Supervision and Security
The supervision procedures should have a flexible technology foundation. The software should be customizable to your particular firm's supervision policies  and procedures. The system should take advantage of its flexibility for optimal efficiency in message review and effectiveness in identifying and mitigating risk.
  • The system should allow a workflow hierarchy that can be configured to model the authorization structure of the organization.
  • The product should allow the granting of temporary permissions or access to consultants or outside legal counsel or other individuals.
  • The product should have the capability to track similarities of emails from multiple individuals.
  • The product should track the administrator session and any action taken throughout the entire lifecycle of a message should be documented.
  • Administrators should have the ability to annotate, flag, open/close or escalate messages.
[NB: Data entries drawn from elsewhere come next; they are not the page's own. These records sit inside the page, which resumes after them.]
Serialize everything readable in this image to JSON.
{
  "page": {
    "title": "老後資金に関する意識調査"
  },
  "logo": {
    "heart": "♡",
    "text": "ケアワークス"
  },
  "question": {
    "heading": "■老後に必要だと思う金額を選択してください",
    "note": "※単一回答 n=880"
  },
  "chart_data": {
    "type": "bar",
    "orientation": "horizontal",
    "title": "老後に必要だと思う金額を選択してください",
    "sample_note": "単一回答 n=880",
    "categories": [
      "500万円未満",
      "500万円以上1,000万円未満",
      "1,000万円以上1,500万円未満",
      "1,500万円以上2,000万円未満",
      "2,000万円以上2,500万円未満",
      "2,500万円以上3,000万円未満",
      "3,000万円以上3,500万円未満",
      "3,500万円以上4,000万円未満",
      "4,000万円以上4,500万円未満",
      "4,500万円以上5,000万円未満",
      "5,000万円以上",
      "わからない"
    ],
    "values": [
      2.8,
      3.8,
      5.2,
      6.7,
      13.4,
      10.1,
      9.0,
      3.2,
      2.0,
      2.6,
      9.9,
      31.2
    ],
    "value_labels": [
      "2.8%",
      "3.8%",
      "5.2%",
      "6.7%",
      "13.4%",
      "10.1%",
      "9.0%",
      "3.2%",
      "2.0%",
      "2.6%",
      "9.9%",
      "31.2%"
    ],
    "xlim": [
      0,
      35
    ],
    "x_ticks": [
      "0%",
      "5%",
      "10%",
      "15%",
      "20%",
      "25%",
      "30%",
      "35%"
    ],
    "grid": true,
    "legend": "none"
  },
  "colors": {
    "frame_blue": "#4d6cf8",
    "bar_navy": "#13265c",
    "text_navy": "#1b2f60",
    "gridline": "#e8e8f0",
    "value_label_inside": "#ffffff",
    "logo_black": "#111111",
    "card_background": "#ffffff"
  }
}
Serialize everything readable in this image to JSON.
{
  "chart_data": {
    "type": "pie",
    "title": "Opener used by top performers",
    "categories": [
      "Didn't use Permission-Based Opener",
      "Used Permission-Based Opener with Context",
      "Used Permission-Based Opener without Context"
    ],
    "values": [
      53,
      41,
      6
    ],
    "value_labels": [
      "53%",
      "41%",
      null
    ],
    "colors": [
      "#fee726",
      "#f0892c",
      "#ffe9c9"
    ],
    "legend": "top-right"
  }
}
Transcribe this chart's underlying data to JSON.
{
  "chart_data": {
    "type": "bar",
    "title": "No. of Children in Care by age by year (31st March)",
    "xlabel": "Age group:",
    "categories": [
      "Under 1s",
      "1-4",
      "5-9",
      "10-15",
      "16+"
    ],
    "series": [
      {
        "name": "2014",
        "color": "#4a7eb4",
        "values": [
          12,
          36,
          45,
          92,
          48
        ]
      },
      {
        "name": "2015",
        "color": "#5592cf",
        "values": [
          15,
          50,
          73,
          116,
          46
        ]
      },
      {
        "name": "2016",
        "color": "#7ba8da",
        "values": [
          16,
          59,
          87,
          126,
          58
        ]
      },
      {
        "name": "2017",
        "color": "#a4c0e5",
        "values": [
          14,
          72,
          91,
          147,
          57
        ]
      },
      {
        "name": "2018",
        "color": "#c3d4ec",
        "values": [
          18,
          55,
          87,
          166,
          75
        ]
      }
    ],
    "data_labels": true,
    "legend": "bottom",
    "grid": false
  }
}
  • To ensure data meets the highest evidentiary standards, the product should have safeguards that would prevent any records to be deleted or altered once they have been archived and before their termination date. 
  • The product should track and report on incoming and outgoing messages (from any platform) based on the Firm’s predefined filtering parameters (e.g. key words/phrases, email addresses, web sites, etc…).
  • Is the service a fully managed SAS70 Type II-certified service.
  • The operations of vendor should follow strict procedural controls that are clearly documented, and undergoes annual audits to ensure that the documented procedures of the vendor are properly followed.
Reporting
  • The product should be able to produce analytical reporting on corporate email usage, system audit history and message archive data.
  • Ad hoc reports and standard reports should be available.
  • A report or audit trail to demonstrate that the policy(s) that the Firm employs are actually being followed.